Traditional Christmas festivities duly returned to England with Charles II in 1660, and while the Restoration's association with maypoles and 'Merry England' may have been overstated in the past, there is no doubt that most English people were very glad that their Christmas celebrations were once more acceptable. According to The Kingdom's Intelligencer, at Maidstone in Kent, where there had been no Christmas Day services for seventeen years, on December 25th, 1660, several sermons were preached and communion administered, 'to the joy of many hundred Christians'. On the Sunday before Christmas, Samuel Pepys' church in London was decorated with rosemary and bays; on the 25th Pepys attended morning service and returned home to a Christmas dinner of shoulder of mutton and chicken. Predictably, he slept through the afternoon sermon, but he had revived sufficiently by the evening to read and play his lute. The Buckinghamshire gentry family, the Verneys, resumed their celebrations on a grand scale; in 1664 a family friend wrote that:
... the news at Buckingham is that you will keep the best Christmas
in the shire, and to that end have bought more fruit and spice than half
the porters in London can weigh out in a day.
Perhaps even the Puritan minister Ralph Josselin was secretly relieved; by 1662 he was again preaching on Christmas Day, and on December 25th, 1667, he wrote in his diary:
Preached and feasted my tenants and all my children with joy.
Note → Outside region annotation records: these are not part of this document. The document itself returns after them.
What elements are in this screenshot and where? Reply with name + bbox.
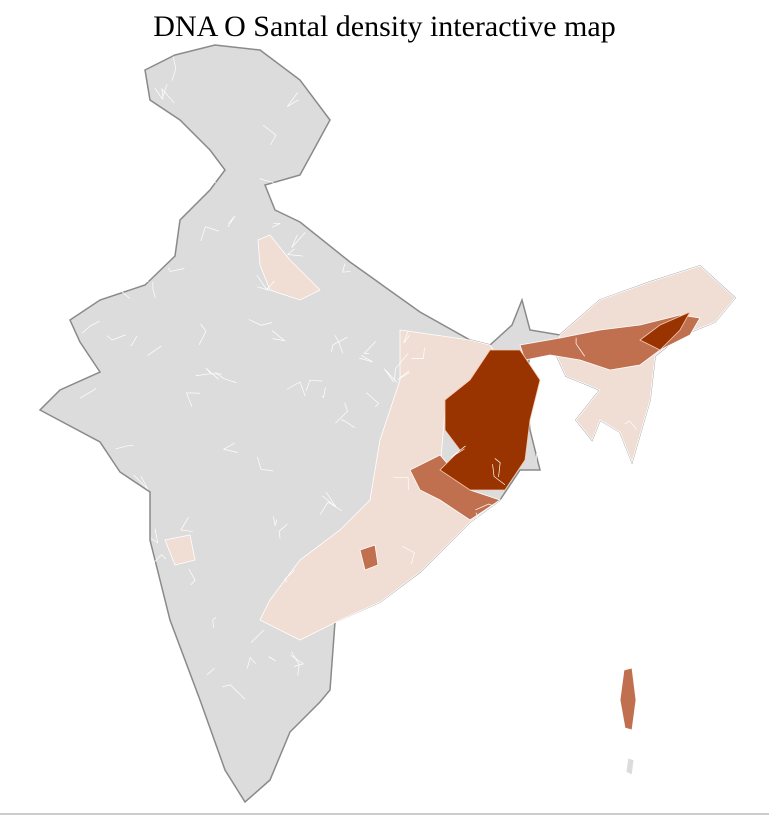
district-border [402, 545, 415, 565]
district-border [273, 516, 278, 526]
district-border [198, 323, 207, 345]
district-border [359, 354, 373, 363]
district-border [268, 656, 276, 662]
region-mid-southeast[interactable] [359, 544, 379, 571]
district-border [472, 512, 482, 534]
district-border [222, 684, 246, 700]
district-border [394, 353, 409, 380]
district-border [246, 656, 256, 669]
andaman-islands[interactable] [619, 667, 637, 731]
region-low-west[interactable] [164, 534, 196, 566]
district-border [154, 84, 168, 100]
district-border [212, 617, 217, 629]
district-border [168, 267, 185, 272]
district-border [334, 335, 344, 354]
district-border [205, 367, 220, 380]
region-low-north[interactable] [257, 234, 321, 301]
nicobar-islands[interactable] [625, 757, 635, 776]
district-border [286, 248, 303, 257]
district-border [363, 341, 377, 354]
district-border [575, 337, 585, 357]
district-border [248, 319, 273, 326]
district-border [535, 437, 538, 461]
district-border [215, 372, 237, 384]
map-title: DNA O Santal density interactive map [153, 10, 616, 43]
region-high-assam[interactable] [639, 311, 691, 351]
district-border [227, 215, 236, 227]
district-border [188, 568, 196, 586]
district-border [152, 281, 156, 298]
district-border [259, 178, 282, 189]
district-border [171, 56, 177, 81]
district-border [397, 370, 410, 380]
district-border [291, 651, 300, 676]
district-border [335, 402, 348, 424]
region-mid-east[interactable] [409, 454, 501, 521]
district-border [195, 373, 222, 377]
district-border [79, 387, 97, 399]
district-border [148, 554, 167, 568]
district-border [180, 516, 193, 532]
district-border [133, 474, 149, 490]
district-border [321, 387, 326, 399]
district-border [286, 92, 299, 107]
district-border [130, 335, 138, 347]
district-border [222, 442, 238, 453]
district-border [250, 629, 265, 644]
district-border [185, 392, 201, 408]
bottom-divider [0, 813, 769, 815]
district-border [305, 379, 323, 391]
district-border [284, 570, 295, 583]
district-border [624, 420, 638, 430]
district-border [262, 124, 277, 146]
district-border [331, 336, 348, 353]
district-border [256, 274, 275, 291]
district-border [200, 226, 219, 242]
district-border [403, 330, 411, 344]
district-border [341, 419, 355, 428]
district-border [257, 456, 274, 472]
district-border [494, 458, 501, 478]
region-low-northeast[interactable] [554, 265, 736, 464]
district-border [106, 334, 126, 341]
district-border [342, 263, 351, 273]
district-border [278, 523, 288, 539]
district-border [161, 87, 175, 104]
district-border [286, 381, 306, 397]
district-border [150, 528, 159, 544]
district-border [198, 172, 217, 184]
district-border [393, 476, 409, 490]
district-borders [79, 56, 638, 700]
district-border [383, 368, 398, 383]
district-border [450, 445, 466, 458]
district-border [365, 392, 380, 408]
district-border [291, 232, 306, 248]
district-border [492, 464, 506, 486]
district-border [115, 445, 134, 450]
district-border [271, 223, 281, 228]
district-border [147, 345, 162, 356]
district-border [475, 503, 501, 511]
district-border [271, 330, 286, 342]
district-border [319, 501, 343, 515]
district-border [411, 347, 425, 359]
district-border [206, 667, 215, 676]
district-border [134, 274, 149, 283]
district-border [106, 282, 131, 299]
district-border [81, 320, 100, 334]
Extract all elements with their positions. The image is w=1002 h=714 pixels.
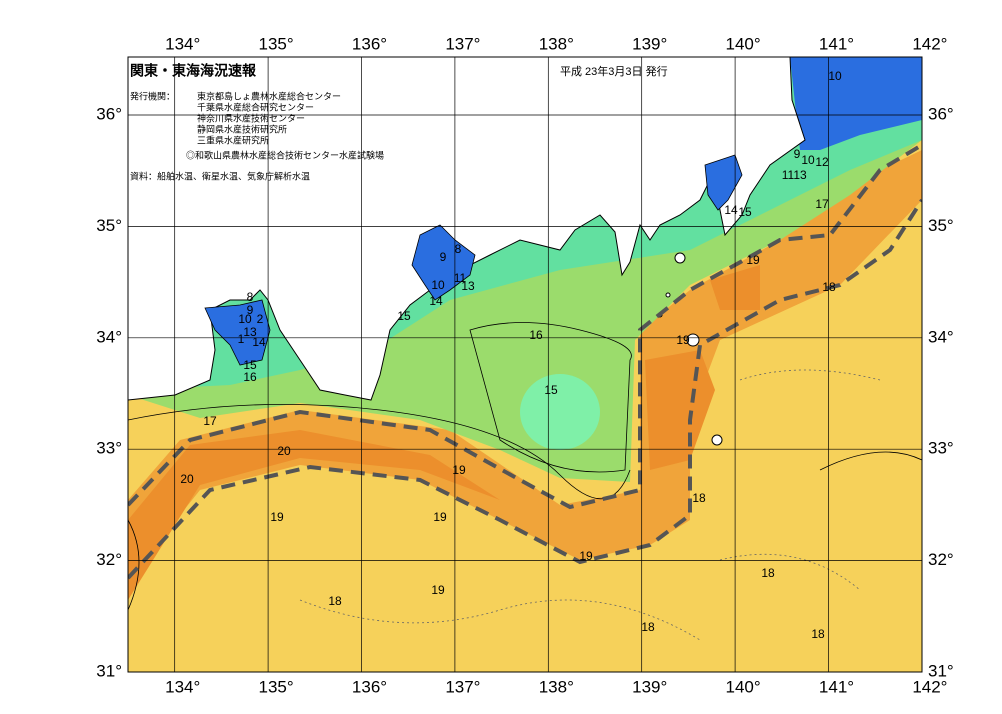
contour-label: 17 — [815, 197, 829, 211]
contour-label: 18 — [328, 594, 342, 608]
lon-label-bottom: 138° — [539, 677, 574, 696]
contour-label: 10 — [801, 153, 815, 167]
land — [128, 57, 806, 401]
contour-label: 20 — [277, 444, 291, 458]
contour-label: 15 — [544, 383, 558, 397]
contour-label: 8 — [455, 242, 462, 256]
lon-label-top: 134° — [165, 34, 200, 53]
contour-label: 14 — [429, 294, 443, 308]
title: 関東・東海海況速報 — [130, 63, 257, 79]
lat-label-left: 35° — [96, 216, 122, 235]
issue-date: 平成 23年3月3日 発行 — [560, 64, 668, 78]
contour-label: 18 — [822, 280, 836, 294]
contour-label: 13 — [461, 279, 475, 293]
lon-label-bottom: 142° — [912, 677, 947, 696]
lon-label-bottom: 140° — [726, 677, 761, 696]
contour-label: 1 — [238, 332, 245, 346]
issuer-label: 発行機関： — [130, 90, 175, 101]
kuroshio-axis — [128, 143, 922, 580]
issuer: 神奈川県水産技術センター — [197, 112, 305, 123]
contour-label: 16 — [529, 328, 543, 342]
issuer: 三重県水産研究所 — [197, 134, 269, 145]
frame — [127, 56, 923, 673]
contour-label: 19 — [746, 253, 760, 267]
lat-label-right: 36° — [928, 104, 954, 123]
lon-label-top: 141° — [819, 34, 854, 53]
contour-label: 8 — [247, 290, 254, 304]
lat-label-right: 35° — [928, 216, 954, 235]
contour-label: 15 — [738, 205, 752, 219]
contours — [128, 322, 922, 611]
contour-label: 9 — [440, 250, 447, 264]
contour-label: 19 — [579, 549, 593, 563]
contour-label: 11 — [454, 271, 467, 285]
lon-label-bottom: 137° — [445, 677, 480, 696]
contour-label: 19 — [270, 510, 284, 524]
kii-channel — [204, 299, 271, 366]
sea-blue — [790, 57, 922, 150]
lon-label-bottom: 136° — [352, 677, 387, 696]
issuer: 静岡県水産技術研究所 — [197, 123, 287, 134]
lat-label-right: 31° — [928, 661, 954, 680]
contour-label: 18 — [811, 627, 825, 641]
contour-label: 13 — [793, 168, 807, 182]
lon-label-top: 139° — [632, 34, 667, 53]
lat-label-left: 33° — [96, 439, 122, 458]
cool-core — [520, 374, 600, 450]
lon-label-top: 137° — [445, 34, 480, 53]
contour-label: 12 — [815, 155, 829, 169]
sea-orange — [128, 150, 922, 580]
map-body — [128, 57, 922, 672]
labels: 134°134°135°135°136°136°137°137°138°138°… — [96, 34, 953, 696]
lat-label-left: 36° — [96, 104, 122, 123]
contour-label: 10 — [238, 312, 252, 326]
contour-label: 9 — [794, 147, 801, 161]
contour-label: 19 — [431, 583, 445, 597]
contour-label: 10 — [431, 278, 445, 292]
contour-label: 13 — [243, 325, 257, 339]
lon-label-top: 136° — [352, 34, 387, 53]
contour-label: 9 — [247, 303, 254, 317]
graticule — [128, 57, 922, 672]
lon-label-top: 140° — [726, 34, 761, 53]
contour-label: 19 — [676, 333, 690, 347]
lon-label-top: 135° — [259, 34, 294, 53]
source: 資料：船舶水温、衛星水温、気象庁解析水温 — [130, 170, 310, 181]
contour-label: 15 — [243, 358, 257, 372]
contour-label: 2 — [257, 312, 264, 326]
lon-label-bottom: 134° — [165, 677, 200, 696]
ise-bay — [411, 224, 476, 301]
contour-label: 14 — [252, 335, 266, 349]
lat-label-left: 31° — [96, 661, 122, 680]
contour-label: 19 — [433, 510, 447, 524]
issuer: 東京都島しょ農林水産総合センター — [197, 90, 341, 101]
contour-label: 16 — [243, 370, 257, 384]
contour-label: 11 — [782, 168, 795, 182]
contour-label: 15 — [397, 309, 411, 323]
contour-label: 18 — [692, 491, 706, 505]
contour-label: 10 — [828, 69, 842, 83]
contour-label: 18 — [761, 566, 775, 580]
dotted-contours — [299, 369, 881, 641]
lon-label-bottom: 139° — [632, 677, 667, 696]
lon-label-bottom: 135° — [259, 677, 294, 696]
lat-label-left: 34° — [96, 327, 122, 346]
lon-label-bottom: 141° — [819, 677, 854, 696]
contour-label: 19 — [452, 463, 466, 477]
issuer: 千葉県水産総合研究センター — [197, 101, 314, 112]
lon-label-top: 138° — [539, 34, 574, 53]
contour-label: 20 — [180, 472, 194, 486]
contour-label: 17 — [203, 414, 217, 428]
lat-label-right: 33° — [928, 439, 954, 458]
issuer: ◎和歌山県農林水産総合技術センター水産試験場 — [186, 149, 384, 160]
islands — [657, 252, 723, 446]
lat-label-right: 34° — [928, 327, 954, 346]
lon-label-top: 142° — [912, 34, 947, 53]
contour-label: 14 — [724, 203, 738, 217]
contour-label: 18 — [641, 620, 655, 634]
lat-label-left: 32° — [96, 550, 122, 569]
lat-label-right: 32° — [928, 550, 954, 569]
The revolt against Charles I in the 1640s was led originally by men who believed that his government was determined to outlaw their traditional Calvinist religious beliefs and eventually to reunite the Church of England with Rome. The events of the Civil War soon brought to prominence among the Parliamentarians many Puritans whose psychological makeup made them suspicious of geniality, contemptuous of excess and paranoid about the anarchic potential of carnival. It was these men who launched the attack on the traditional Christian festivals of the English calendar. However, by perceiving these essentially harmless and deeply cherished folk customs to be a threat, they succeeded only in alienating large numbers from the new regime they had established. John Morrill has recently pointed out that the Parliamentary colonel John Lambert came to see the English people's persistent attachment to Christmas as a symbol of their refusal to accept his revolution. Much the same view was expressed by one contemporary Parliamentary pamphleteer who reported that the Royalists 'cry unto the people':
What, pull down common-prayer, plum pottage and Whitsun ales;
Was there ever such a sacrilege and profaneness. Rather than so,
come along to battle.
They admitted that 'grand festivals and lesser holy-days... are the main things which the more ignorant and common sort among them do fight for'. The attack on Christmas was thus one of the Parliamentarians' biggest mistakes, and one which was ironically the result of anxieties, originally misconceived but ultimately self-fulfilling.